Política

Militância do PT da PB faz ‘vigília’ e promete fazer defesa de Lula

Pelas redes sociais, o presidente estadual do PT, Charliton Machado, declarou que a militância do partido está “atenta na luta pela democracia e na defesa de Lula”

charliton

Militantes do Partido dos Trabalhadores (PT) resolveram ficar em ‘vigília’ após a notícia de que o Ministério Público de São Paulo resolveu pedir a prisão preventiva do ex-presidente Luiz Inácio Lula da Silva (PT).

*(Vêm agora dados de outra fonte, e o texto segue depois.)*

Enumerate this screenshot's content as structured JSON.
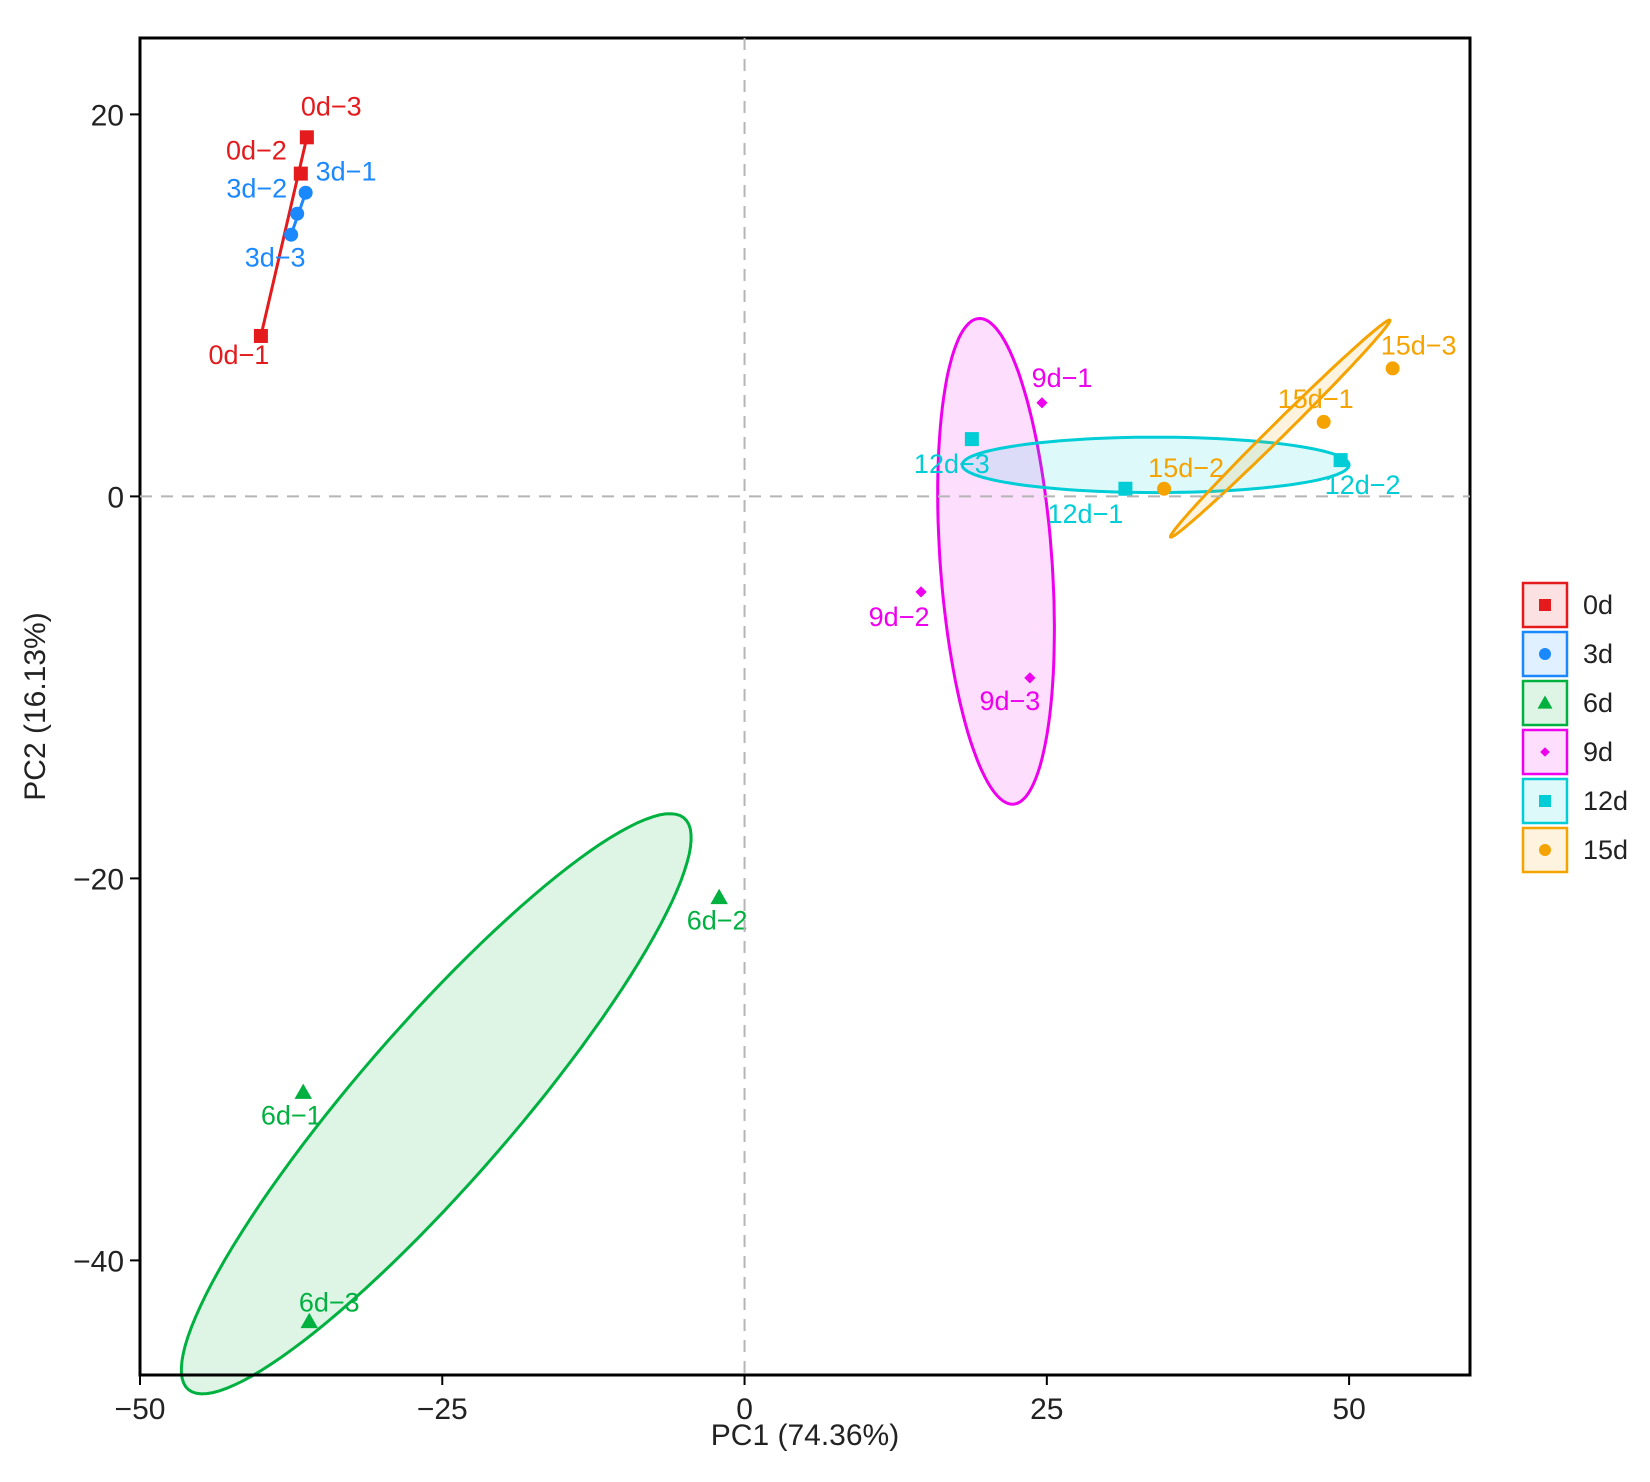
{
  "chart_data": {
    "type": "scatter",
    "title": "",
    "xlabel": "PC1 (74.36%)",
    "ylabel": "PC2 (16.13%)",
    "xlim": [
      -50,
      60
    ],
    "ylim": [
      -46,
      24
    ],
    "x_ticks": [
      -50,
      -25,
      0,
      25,
      50
    ],
    "x_tick_labels": [
      "−50",
      "−25",
      "0",
      "25",
      "50"
    ],
    "y_ticks": [
      -40,
      -20,
      0,
      20
    ],
    "y_tick_labels": [
      "−40",
      "−20",
      "0",
      "20"
    ],
    "grid": false,
    "reference_lines": {
      "x": 0,
      "y": 0,
      "style": "dashed"
    },
    "legend_position": "right",
    "series": [
      {
        "name": "0d",
        "color": "#e41a1c",
        "marker": "square",
        "ellipse": "line",
        "points": [
          {
            "label": "0d−1",
            "x": -40,
            "y": 8.4
          },
          {
            "label": "0d−2",
            "x": -36.7,
            "y": 16.9
          },
          {
            "label": "0d−3",
            "x": -36.2,
            "y": 18.8
          }
        ]
      },
      {
        "name": "3d",
        "color": "#1a88ff",
        "marker": "circle",
        "ellipse": "line",
        "points": [
          {
            "label": "3d−1",
            "x": -36.3,
            "y": 15.9
          },
          {
            "label": "3d−2",
            "x": -37,
            "y": 14.8
          },
          {
            "label": "3d−3",
            "x": -37.5,
            "y": 13.7
          }
        ]
      },
      {
        "name": "6d",
        "color": "#00b140",
        "marker": "triangle",
        "ellipse": "ellipse",
        "points": [
          {
            "label": "6d−1",
            "x": -36.5,
            "y": -31.2
          },
          {
            "label": "6d−2",
            "x": -2.1,
            "y": -21
          },
          {
            "label": "6d−3",
            "x": -36,
            "y": -43.2
          }
        ]
      },
      {
        "name": "9d",
        "color": "#ee00ee",
        "marker": "diamond",
        "ellipse": "ellipse",
        "points": [
          {
            "label": "9d−1",
            "x": 24.6,
            "y": 4.9
          },
          {
            "label": "9d−2",
            "x": 14.6,
            "y": -5
          },
          {
            "label": "9d−3",
            "x": 23.6,
            "y": -9.5
          }
        ]
      },
      {
        "name": "12d",
        "color": "#00cdd6",
        "marker": "square",
        "ellipse": "ellipse",
        "points": [
          {
            "label": "12d−1",
            "x": 31.5,
            "y": 0.4
          },
          {
            "label": "12d−2",
            "x": 49.3,
            "y": 1.9
          },
          {
            "label": "12d−3",
            "x": 18.8,
            "y": 3
          }
        ]
      },
      {
        "name": "15d",
        "color": "#f5a300",
        "marker": "circle",
        "ellipse": "ellipse",
        "points": [
          {
            "label": "15d−1",
            "x": 47.9,
            "y": 3.9
          },
          {
            "label": "15d−2",
            "x": 34.7,
            "y": 0.4
          },
          {
            "label": "15d−3",
            "x": 53.6,
            "y": 6.7
          }
        ]
      }
    ]
  }
}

Pelas redes sociais, o presidente estadual do PT, Charliton Machado, declarou que a militância do partido está “atenta na luta pela democracia e na defesa de Lula”.

Os promotores acusam Lula de atentar contra a ordem pública ao desrespeitar as instituições que compõem o sistema de Justiça, especialmente a partir do momento em que as investigações do Ministério Público do Estado de São Paulo e da Operação Lava Jato se voltaram contra ele.

O Ministério Público alega ainda que, se não for preso, Lula poderia fugir facilmente, além de inflamar a militância para blindá-lo de qualquer investigação. “Os motivos são suficientes para permitir a conclusão de que movimentará ele toda a sua ‘rede’ violenta de apoio para evitar que o processo crime que se inicia com a presente denúncia não tenha seu curso natural, com probabilidade evidente de ameaças a vítimas e testemunhas e prejuízo na produção das demais provas do caso”, diz o MP.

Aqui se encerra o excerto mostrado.